Es beginnt mit dem Lobpreis Gottes. Gott ist unvergleichlich. Das zeigt sich vor allem darin, dass er den Bund und die Barmherzigkeit hält, treu ist seinen Leuten gegenüber. Hier konkret: David gegenüber und Salomo. Was er zugesagt hat, das hat er gehalten. Nicht nur Worte, sondern die Taten Gottes zeigen seine Treue. Diese Treue nun wird erneut angerufen, regelrecht „eingefordert“: Halte deinem Knecht David, meinem Vater, was du ihm zugesagt hast. Die Treue gegenüber David wird sich zeigen im Handeln Gottes an Salomo und für Salomo. So geht der Gedanke.

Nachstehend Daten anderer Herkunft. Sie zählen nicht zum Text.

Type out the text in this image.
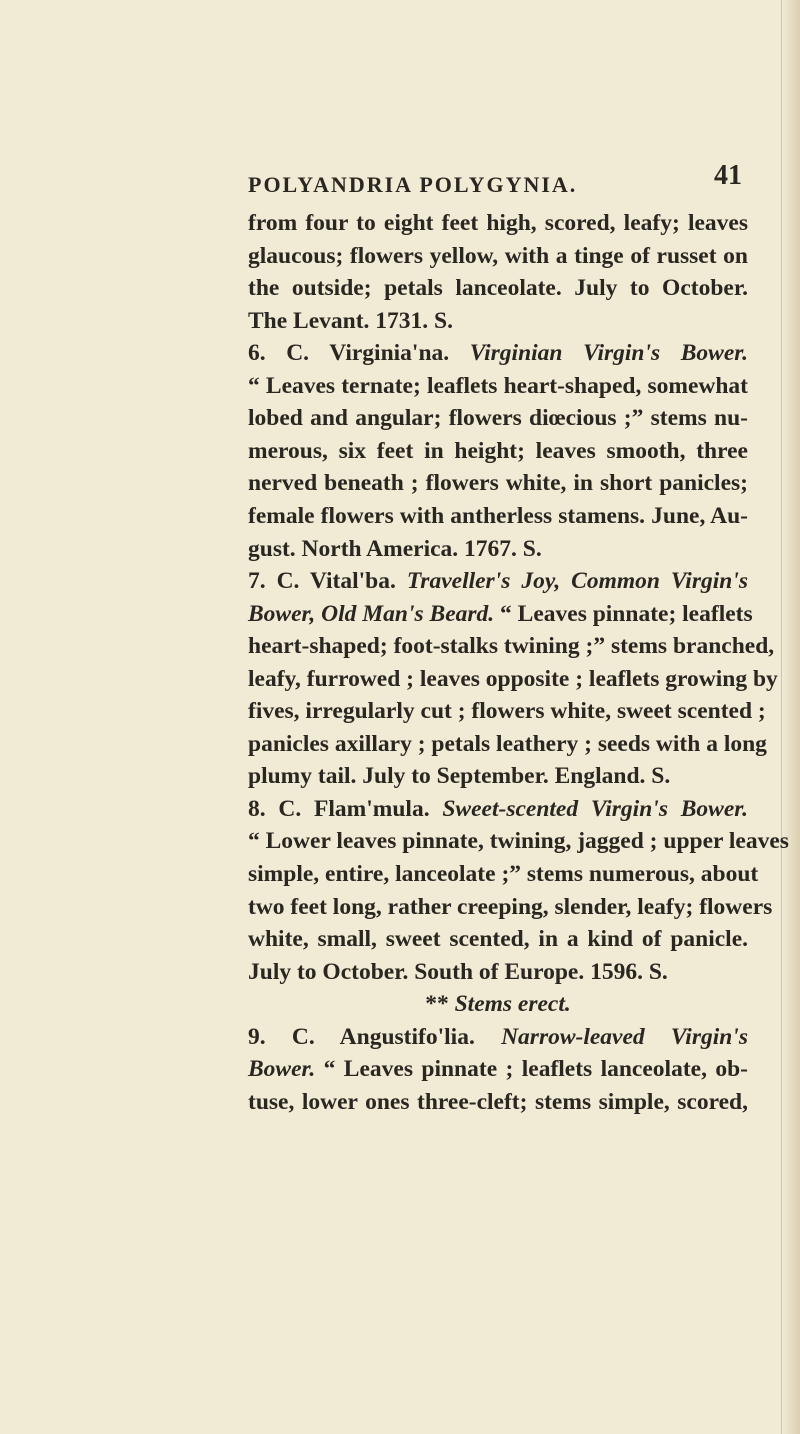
POLYANDRIA POLYGYNIA.	41
from four to eight feet high, scored, leafy; leaves
glaucous; flowers yellow, with a tinge of russet on
the outside; petals lanceolate. July to October.
The Levant. 1731. S.
6. C. Virginia'na. Virginian Virgin's Bower.
“ Leaves ternate; leaflets heart-shaped, somewhat
lobed and angular; flowers diœcious ;” stems nu-
merous, six feet in height; leaves smooth, three
nerved beneath ; flowers white, in short panicles;
female flowers with antherless stamens. June, Au-
gust. North America. 1767. S.
7. C. Vital'ba. Traveller's Joy, Common Virgin's
Bower, Old Man's Beard. “ Leaves pinnate; leaflets
heart-shaped; foot-stalks twining ;” stems branched,
leafy, furrowed ; leaves opposite ; leaflets growing by
fives, irregularly cut ; flowers white, sweet scented ;
panicles axillary ; petals leathery ; seeds with a long
plumy tail. July to September. England. S.
8. C. Flam'mula. Sweet-scented Virgin's Bower.
“ Lower leaves pinnate, twining, jagged ; upper leaves
simple, entire, lanceolate ;” stems numerous, about
two feet long, rather creeping, slender, leafy; flowers
white, small, sweet scented, in a kind of panicle.
July to October. South of Europe. 1596. S.
** Stems erect.
9. C. Angustifo'lia. Narrow-leaved Virgin's
Bower. “ Leaves pinnate ; leaflets lanceolate, ob-
tuse, lower ones three-cleft; stems simple, scored,
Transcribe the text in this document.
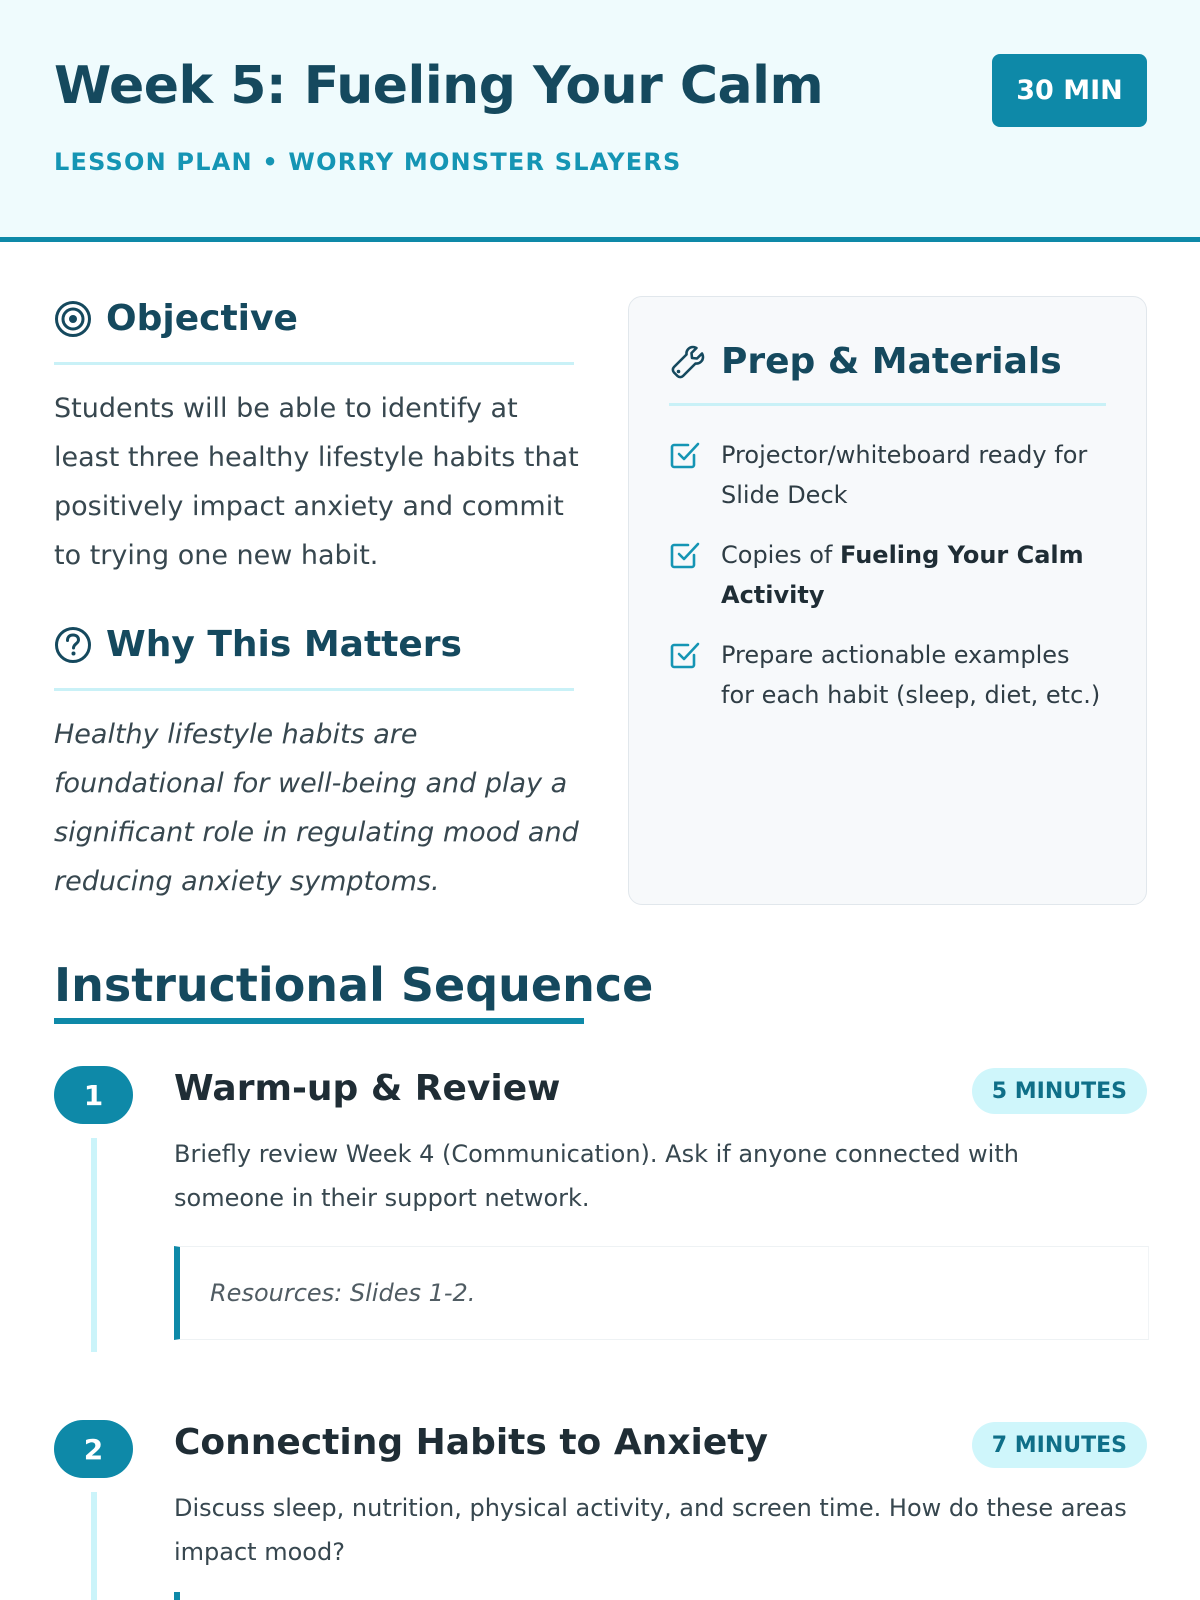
Week 5: Fueling Your Calm
LESSON PLAN • WORRY MONSTER SLAYERS
30 MIN
Objective
Students will be able to identify at least three healthy lifestyle habits that positively impact anxiety and commit to trying one new habit.
Why This Matters
Healthy lifestyle habits are foundational for well-being and play a significant role in regulating mood and reducing anxiety symptoms.
Prep & Materials
Projector/whiteboard ready for Slide Deck
Copies of Fueling Your Calm Activity
Prepare actionable examples for each habit (sleep, diet, etc.)
Instructional Sequence
1	Warm-up & Review	5 MINUTES
Briefly review Week 4 (Communication). Ask if anyone connected with someone in their support network.
Resources: Slides 1-2.
2	Connecting Habits to Anxiety	7 MINUTES
Discuss sleep, nutrition, physical activity, and screen time. How do these areas impact mood?
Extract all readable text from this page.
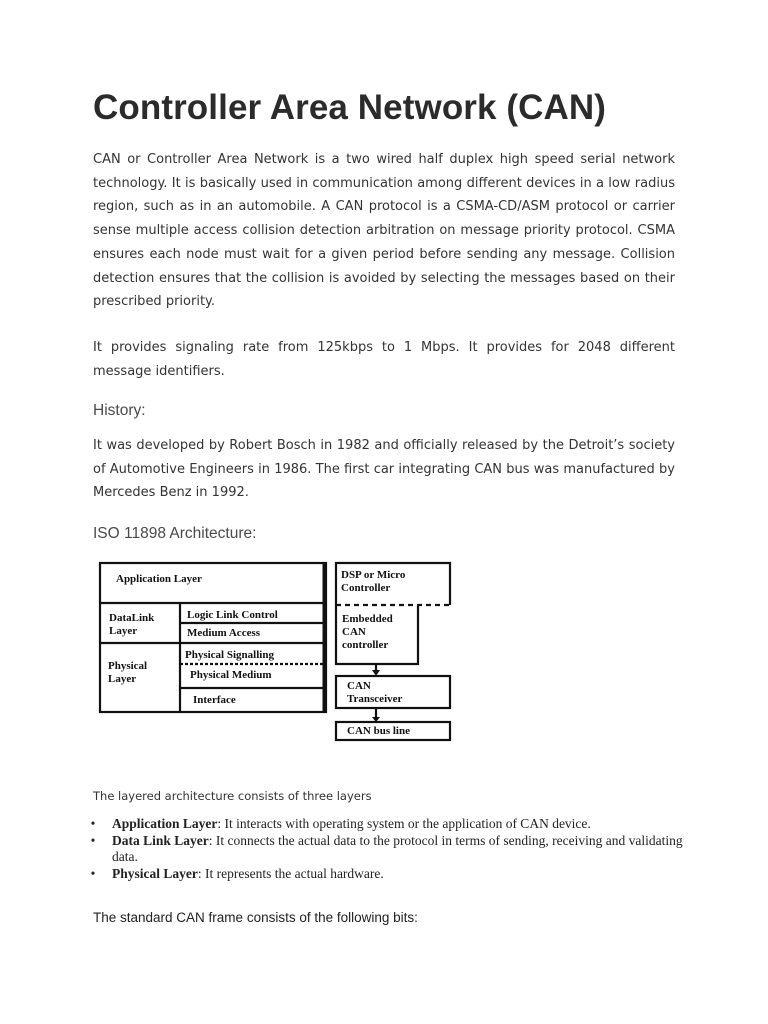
Controller Area Network (CAN)

CAN or Controller Area Network is a two wired half duplex high speed serial network technology. It is basically used in communication among different devices in a low radius region, such as in an automobile. A CAN protocol is a CSMA-CD/ASM protocol or carrier sense multiple access collision detection arbitration on message priority protocol. CSMA ensures each node must wait for a given period before sending any message. Collision detection ensures that the collision is avoided by selecting the messages based on their prescribed priority.

It provides signaling rate from 125kbps to 1 Mbps. It provides for 2048 different message identifiers.

History:

It was developed by Robert Bosch in 1982 and officially released by the Detroit’s society of Automotive Engineers in 1986. The first car integrating CAN bus was manufactured by Mercedes Benz in 1992.

ISO 11898 Architecture:
Application Layer
DataLink
Layer
Logic Link Control
Medium Access
Physical
Layer
Physical Signalling
Physical Medium
Interface
DSP or Micro
Controller
Embedded
CAN
controller
CAN
Transceiver
CAN bus line

The layered architecture consists of three layers

• Application Layer: It interacts with operating system or the application of CAN device.
• Data Link Layer: It connects the actual data to the protocol in terms of sending, receiving and validating data.
• Physical Layer: It represents the actual hardware.

The standard CAN frame consists of the following bits:
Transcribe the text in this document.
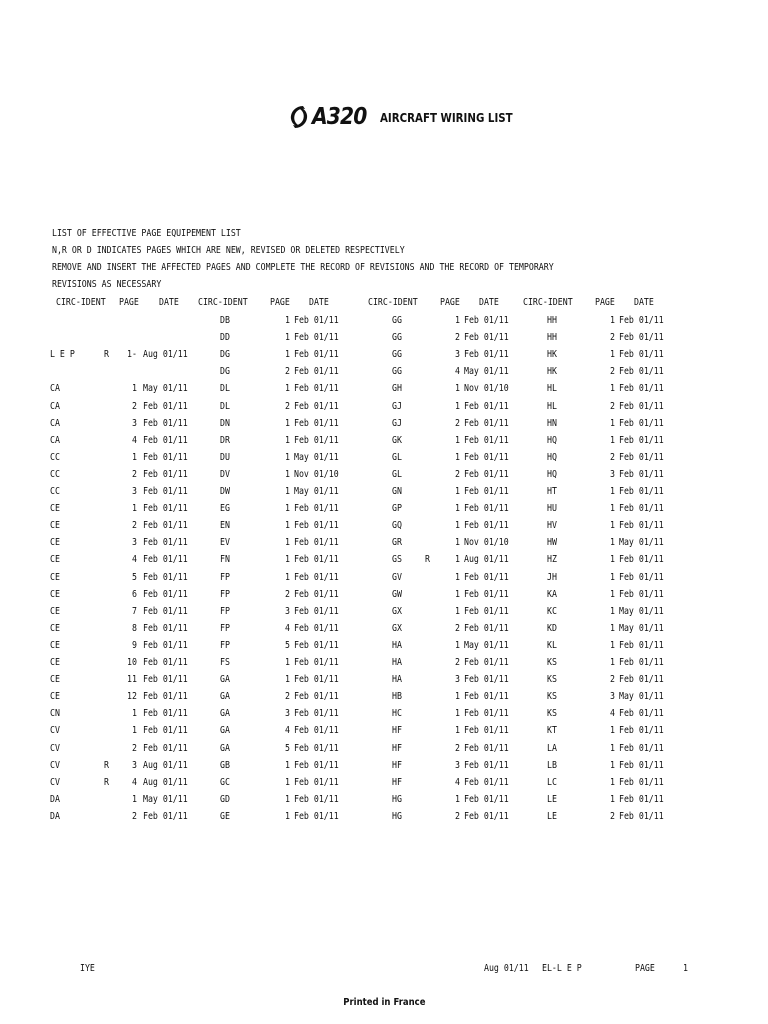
A320 AIRCRAFT WIRING LIST
LIST OF EFFECTIVE PAGE EQUIPEMENT LIST
N,R OR D INDICATES PAGES WHICH ARE NEW, REVISED OR DELETED RESPECTIVELY
REMOVE AND INSERT THE AFFECTED PAGES AND COMPLETE THE RECORD OF REVISIONS AND THE RECORD OF TEMPORARY
REVISIONS AS NECESSARY
CIRC-IDENT PAGE DATE
L E P	R	1- Aug 01/11
CA	1 May 01/11
CA	2 Feb 01/11
CA	3 Feb 01/11
CA	4 Feb 01/11
CC	1 Feb 01/11
CC	2 Feb 01/11
CC	3 Feb 01/11
CE	1 Feb 01/11
CE	2 Feb 01/11
CE	3 Feb 01/11
CE	4 Feb 01/11
CE	5 Feb 01/11
CE	6 Feb 01/11
CE	7 Feb 01/11
CE	8 Feb 01/11
CE	9 Feb 01/11
CE	10 Feb 01/11
CE	11 Feb 01/11
CE	12 Feb 01/11
CN	1 Feb 01/11
CV	1 Feb 01/11
CV	2 Feb 01/11
CV	R	3 Aug 01/11
CV	R	4 Aug 01/11
DA	1 May 01/11
DA	2 Feb 01/11
CIRC-IDENT PAGE DATE
DB	1 Feb 01/11
DD	1 Feb 01/11
DG	1 Feb 01/11
DG	2 Feb 01/11
DL	1 Feb 01/11
DL	2 Feb 01/11
DN	1 Feb 01/11
DR	1 Feb 01/11
DU	1 May 01/11
DV	1 Nov 01/10
DW	1 May 01/11
EG	1 Feb 01/11
EN	1 Feb 01/11
EV	1 Feb 01/11
FN	1 Feb 01/11
FP	1 Feb 01/11
FP	2 Feb 01/11
FP	3 Feb 01/11
FP	4 Feb 01/11
FP	5 Feb 01/11
FS	1 Feb 01/11
GA	1 Feb 01/11
GA	2 Feb 01/11
GA	3 Feb 01/11
GA	4 Feb 01/11
GA	5 Feb 01/11
GB	1 Feb 01/11
GC	1 Feb 01/11
GD	1 Feb 01/11
GE	1 Feb 01/11
CIRC-IDENT PAGE DATE
GG	1 Feb 01/11
GG	2 Feb 01/11
GG	3 Feb 01/11
GG	4 May 01/11
GH	1 Nov 01/10
GJ	1 Feb 01/11
GJ	2 Feb 01/11
GK	1 Feb 01/11
GL	1 Feb 01/11
GL	2 Feb 01/11
GN	1 Feb 01/11
GP	1 Feb 01/11
GQ	1 Feb 01/11
GR	1 Nov 01/10
GS R	1 Aug 01/11
GV	1 Feb 01/11
GW	1 Feb 01/11
GX	1 Feb 01/11
GX	2 Feb 01/11
HA	1 May 01/11
HA	2 Feb 01/11
HA	3 Feb 01/11
HB	1 Feb 01/11
HC	1 Feb 01/11
HF	1 Feb 01/11
HF	2 Feb 01/11
HF	3 Feb 01/11
HF	4 Feb 01/11
HG	1 Feb 01/11
HG	2 Feb 01/11
CIRC-IDENT PAGE DATE
HH	1 Feb 01/11
HH	2 Feb 01/11
HK	1 Feb 01/11
HK	2 Feb 01/11
HL	1 Feb 01/11
HL	2 Feb 01/11
HN	1 Feb 01/11
HQ	1 Feb 01/11
HQ	2 Feb 01/11
HQ	3 Feb 01/11
HT	1 Feb 01/11
HU	1 Feb 01/11
HV	1 Feb 01/11
HW	1 May 01/11
HZ	1 Feb 01/11
JH	1 Feb 01/11
KA	1 Feb 01/11
KC	1 May 01/11
KD	1 May 01/11
KL	1 Feb 01/11
KS	1 Feb 01/11
KS	2 Feb 01/11
KS	3 May 01/11
KS	4 Feb 01/11
KT	1 Feb 01/11
LA	1 Feb 01/11
LB	1 Feb 01/11
LC	1 Feb 01/11
LE	1 Feb 01/11
LE	2 Feb 01/11
IYE	Aug 01/11 EL-L E P	PAGE	1
Printed in France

Zugleich benennt Salomo eine Bedingung. Gottes Treue, so lese ich, ist für ihn nicht bedingungslos zu haben. Diese Bedingung ist in der Verheißung Gottes an David schon formuliert: Sofern deine Söhne ihren Weg bewahren, dass sie wandeln in meinem Gesetz. Es ist die Grundüberzeugung des Chronisten, die sich in diesem Sätzchen findet: Der Weg im Gesetz ist ein Weg, der Gottes Verheißungen für sich hat und ihre Erfüllung erfährt. Der Weg jenseits des Gesetzes hat keine Verheißungen. Auch das lässt sich ablesen an Israel und seinem Weg. Es hat durch seine Treulosigkeit und Gesetzlosigkeit die Verheißungen an David vertan.

17 Nun, HERR, Gott Israels, lass dein Wort wahr werden, das du deinem Knecht David zugesagt hast. 18 Aber sollte Gott wirklich bei den Menschen auf Erden wohnen? Siehe, der Himmel und aller Himmel Himmel können dich nicht fassen; wie sollte es dann dies Haus tun, das ich gebaut habe? 19 Wende dich aber, HERR, mein Gott, zu dem Gebet deines Knechts und zu seinem Flehen, dass du erhörest das Bitten und Beten deines Knechtes vor dir! 20 Lass deine Augen offen sein über diesem Hause Tag und Nacht, über der Stätte, von der du gesagt hast, du wollest deinen Namen daselbst wohnen lassen, dass du hörest das Gebet, das dein Knecht an dieser Stätte beten wird. 21 So höre nun das Flehen deines Knechts und deines Volkes Israel, wenn sie bitten werden an dieser Stätte; höre es von der Stätte deiner Wohnung, vom Himmel her, und wenn du es hörst, wollest du gnädig sein!

Bittend wiederholt er, was er zuvor schon gesagt hat: Lass dein Wort wahr werden. Es mehr als eine Bitte, es ist Dankbarkeit, die so spricht. Es ist Staunen: Sollte Gott wirklich bei den Menschen auf Erden wohnen? Der die Himmel gründet und trägt, der soll in diesem Haus  einen Ort finden, seinen Ort nehmen. Aber, das ist das Wissen, das Salomo ausspricht: „Gott bleibt der räumlich nicht fassbare Gott. Der Tempel ist und bleibt nur ein Symbol für die göttliche Gegenwart.“ (Hj.Bräumer, aaO.;, S. 72)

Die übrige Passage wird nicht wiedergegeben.